A concurring opinion by Associate Justices Antonin Scalia and Clarence Thomas proposed that the Supreme Court simply did not have the power of "conferral of citizenship on a basis other than that prescribed by Congress". The dissent (written by Associate Justice Sandra Day O'Connor) concluded that the INS "[had] not shown an exceedingly persuasive justification for the sex-based classification... because it [had] failed to establish at least that the classification substantially relate[d] to the achievement of important government objectives", and on that basis the minority would have ruled in Nguyen's favor.
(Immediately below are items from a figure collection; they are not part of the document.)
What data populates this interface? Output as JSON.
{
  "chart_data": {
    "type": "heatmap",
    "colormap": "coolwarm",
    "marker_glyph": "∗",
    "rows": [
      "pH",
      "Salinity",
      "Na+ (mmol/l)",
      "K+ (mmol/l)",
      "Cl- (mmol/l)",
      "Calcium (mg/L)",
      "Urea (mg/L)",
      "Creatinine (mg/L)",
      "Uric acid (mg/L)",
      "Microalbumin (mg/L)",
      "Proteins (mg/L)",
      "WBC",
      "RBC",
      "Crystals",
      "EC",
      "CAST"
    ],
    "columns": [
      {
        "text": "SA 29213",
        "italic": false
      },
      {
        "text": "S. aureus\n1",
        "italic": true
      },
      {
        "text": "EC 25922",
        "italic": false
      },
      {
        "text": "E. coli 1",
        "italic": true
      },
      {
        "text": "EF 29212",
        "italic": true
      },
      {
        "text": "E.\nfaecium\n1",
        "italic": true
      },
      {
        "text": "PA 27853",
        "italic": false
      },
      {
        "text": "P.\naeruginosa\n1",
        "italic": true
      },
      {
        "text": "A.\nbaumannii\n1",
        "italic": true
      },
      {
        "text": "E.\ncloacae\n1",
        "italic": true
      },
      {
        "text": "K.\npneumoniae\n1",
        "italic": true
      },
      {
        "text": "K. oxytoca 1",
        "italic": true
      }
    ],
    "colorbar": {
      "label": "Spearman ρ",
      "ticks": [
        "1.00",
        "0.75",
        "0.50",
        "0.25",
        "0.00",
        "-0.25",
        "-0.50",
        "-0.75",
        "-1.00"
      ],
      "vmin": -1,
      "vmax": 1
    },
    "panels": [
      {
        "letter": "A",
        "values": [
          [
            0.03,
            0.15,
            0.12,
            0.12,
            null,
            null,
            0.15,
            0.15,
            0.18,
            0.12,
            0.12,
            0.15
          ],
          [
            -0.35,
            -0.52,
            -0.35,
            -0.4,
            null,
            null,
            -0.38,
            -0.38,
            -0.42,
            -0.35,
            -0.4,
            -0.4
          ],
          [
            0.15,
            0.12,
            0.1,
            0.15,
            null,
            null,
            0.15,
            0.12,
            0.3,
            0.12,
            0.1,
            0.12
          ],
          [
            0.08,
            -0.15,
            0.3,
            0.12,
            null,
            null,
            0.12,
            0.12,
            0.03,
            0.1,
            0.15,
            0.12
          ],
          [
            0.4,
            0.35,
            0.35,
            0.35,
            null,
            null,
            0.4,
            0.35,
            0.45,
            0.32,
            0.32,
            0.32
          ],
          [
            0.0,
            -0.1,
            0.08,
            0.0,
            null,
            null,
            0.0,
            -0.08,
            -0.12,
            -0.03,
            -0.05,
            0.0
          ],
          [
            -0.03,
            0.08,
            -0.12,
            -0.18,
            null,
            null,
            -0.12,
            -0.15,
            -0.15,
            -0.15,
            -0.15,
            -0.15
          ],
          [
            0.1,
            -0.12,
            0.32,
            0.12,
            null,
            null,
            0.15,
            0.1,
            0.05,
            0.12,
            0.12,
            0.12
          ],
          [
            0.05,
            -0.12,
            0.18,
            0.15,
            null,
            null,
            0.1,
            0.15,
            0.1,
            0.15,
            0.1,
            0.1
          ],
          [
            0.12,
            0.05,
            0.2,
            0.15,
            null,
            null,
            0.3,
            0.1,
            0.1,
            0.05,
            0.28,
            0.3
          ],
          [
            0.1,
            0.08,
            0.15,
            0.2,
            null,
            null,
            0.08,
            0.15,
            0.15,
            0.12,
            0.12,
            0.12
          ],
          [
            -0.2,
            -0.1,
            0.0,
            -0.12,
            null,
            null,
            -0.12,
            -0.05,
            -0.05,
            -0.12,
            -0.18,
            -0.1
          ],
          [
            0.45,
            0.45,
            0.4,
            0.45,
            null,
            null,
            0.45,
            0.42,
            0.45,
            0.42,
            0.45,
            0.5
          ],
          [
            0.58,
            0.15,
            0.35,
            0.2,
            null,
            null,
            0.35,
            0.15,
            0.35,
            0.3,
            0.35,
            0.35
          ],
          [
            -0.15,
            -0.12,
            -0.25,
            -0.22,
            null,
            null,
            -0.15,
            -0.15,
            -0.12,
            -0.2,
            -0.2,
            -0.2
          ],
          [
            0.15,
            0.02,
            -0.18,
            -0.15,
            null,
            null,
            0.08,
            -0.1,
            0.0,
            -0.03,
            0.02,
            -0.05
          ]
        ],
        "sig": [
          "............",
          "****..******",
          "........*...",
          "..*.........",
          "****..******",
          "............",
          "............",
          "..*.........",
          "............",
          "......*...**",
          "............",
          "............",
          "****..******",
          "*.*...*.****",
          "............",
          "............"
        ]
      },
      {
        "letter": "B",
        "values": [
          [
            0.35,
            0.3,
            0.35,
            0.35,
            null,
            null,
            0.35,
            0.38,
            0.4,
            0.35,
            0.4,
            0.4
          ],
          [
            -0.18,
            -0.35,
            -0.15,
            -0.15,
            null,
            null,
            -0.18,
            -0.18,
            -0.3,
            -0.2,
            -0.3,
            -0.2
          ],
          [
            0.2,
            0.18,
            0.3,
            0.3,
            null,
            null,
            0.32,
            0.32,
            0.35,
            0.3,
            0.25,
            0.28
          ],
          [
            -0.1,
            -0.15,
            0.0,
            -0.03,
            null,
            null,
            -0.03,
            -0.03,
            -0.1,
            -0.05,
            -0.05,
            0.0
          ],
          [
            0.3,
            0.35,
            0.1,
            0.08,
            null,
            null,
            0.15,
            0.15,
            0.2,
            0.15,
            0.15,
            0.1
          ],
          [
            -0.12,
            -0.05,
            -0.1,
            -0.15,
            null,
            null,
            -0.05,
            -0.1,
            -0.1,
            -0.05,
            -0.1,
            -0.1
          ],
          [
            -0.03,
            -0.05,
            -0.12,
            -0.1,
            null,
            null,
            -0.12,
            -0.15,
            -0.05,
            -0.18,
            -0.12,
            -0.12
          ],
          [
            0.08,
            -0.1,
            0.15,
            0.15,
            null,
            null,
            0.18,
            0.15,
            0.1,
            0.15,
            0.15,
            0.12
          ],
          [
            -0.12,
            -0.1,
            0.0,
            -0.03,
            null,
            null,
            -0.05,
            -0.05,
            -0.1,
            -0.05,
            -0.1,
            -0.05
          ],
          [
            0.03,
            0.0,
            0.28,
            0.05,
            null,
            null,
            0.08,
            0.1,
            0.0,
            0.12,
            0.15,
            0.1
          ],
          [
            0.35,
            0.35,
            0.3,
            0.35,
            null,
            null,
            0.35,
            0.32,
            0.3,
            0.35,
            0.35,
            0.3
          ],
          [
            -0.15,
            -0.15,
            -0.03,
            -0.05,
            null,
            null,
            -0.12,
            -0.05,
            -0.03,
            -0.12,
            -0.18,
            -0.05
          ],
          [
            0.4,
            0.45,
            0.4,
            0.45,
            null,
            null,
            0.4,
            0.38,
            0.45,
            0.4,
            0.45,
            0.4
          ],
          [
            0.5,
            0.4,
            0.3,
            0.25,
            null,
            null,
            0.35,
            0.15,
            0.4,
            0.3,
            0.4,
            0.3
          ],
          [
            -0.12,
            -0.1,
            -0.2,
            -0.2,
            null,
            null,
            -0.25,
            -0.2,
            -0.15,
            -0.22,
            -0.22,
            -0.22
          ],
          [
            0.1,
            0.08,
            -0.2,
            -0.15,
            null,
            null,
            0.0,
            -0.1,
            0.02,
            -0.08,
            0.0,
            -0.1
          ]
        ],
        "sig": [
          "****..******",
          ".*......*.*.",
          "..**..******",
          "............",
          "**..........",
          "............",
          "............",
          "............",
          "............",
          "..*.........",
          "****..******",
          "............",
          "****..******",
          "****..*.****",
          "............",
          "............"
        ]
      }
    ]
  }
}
An earlier case, Miller v. Albright, , suggested a similar conclusion to that given in Nguyen v. INS, but had failed to support it by a clear majority.

==Aftermath==
After the Supreme Court decision, the INS attempted to deport Nguyen, but was unsuccessful because of a Vietnamese government policy barring the repatriation of convicts from the United States.

Nguyen and his father sought to reopen the deportation proceedings, and when this effort was unsuccessful, appealed to the courts again, claiming that the refusal by the Board of Immigration Appeals to reopen Nguyen's case deprived him of due process of law and denied the father's right to enjoy his son's companionship. This appeal was rejected by the Fifth Circuit Court of Appeals in 2005.